Today, though, in the bright cleanliness of the
refurbished shop, the rabbits lay behind glass on glossy enamel trays, stretched out skinned and headless in positions of full flight. The rabbit seller in a crisp pale-blue overall approached with his eyebrows up, and when Janet pointed, he hooked two of the little carcases with a finger under each ribcage and held them out to her, arranged with a merchant's flourish along his inner forearms. ‘Yes,' said Janet. Scrupulously he weighed and wrapped them, and she watched him, so soothed by the intent angle of his head, the seriousness of his attentions, that when she noticed on the wall behind his shoulder a hand-lettered sign that read
rabbit's and hare's
, the apostrophes loosened in her a gush of foolish love for every creature in sight, alive or dead. She could hardly catch her breath for the desire to laugh out loud or break into song.
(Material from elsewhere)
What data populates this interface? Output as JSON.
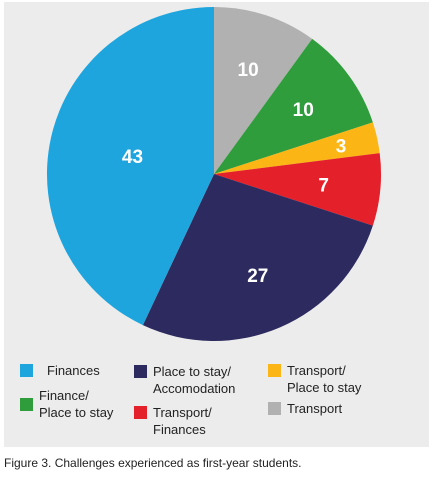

The rabbit man offering the white parcel grinned at her as if he knew that bliss; but how could he, for she scarcely knew it herself—it must be low blood sugar, some sort of chemical imbalance—and blushing, she swallowed it, holding out the money and feigning sudden interest in a half-open door at the back of the shop, an entry to a darker annexe where something all along had been swaying and swinging in a mechanical rhythm. She stood on her toes and leaned sideways, to see.

It was an old woman, standing between two heaps of corpses and up to her elbows in blood.

Working at speed and with a bitter efficiency, she
seized each furry body from the stack on her right and skinned it in a single savage movement, turning the pelt inside out as fast as a dishwasher strips off a rubber glove, then slung the flayed cadaver on to the pile at her left. She sensed the shock of Janet's focus and raised her speechless face to the light. Without slackening her pace she cast Janet a look that was less a greeting than a challenge, a dark flash from under her heavy, blood-flecked brow.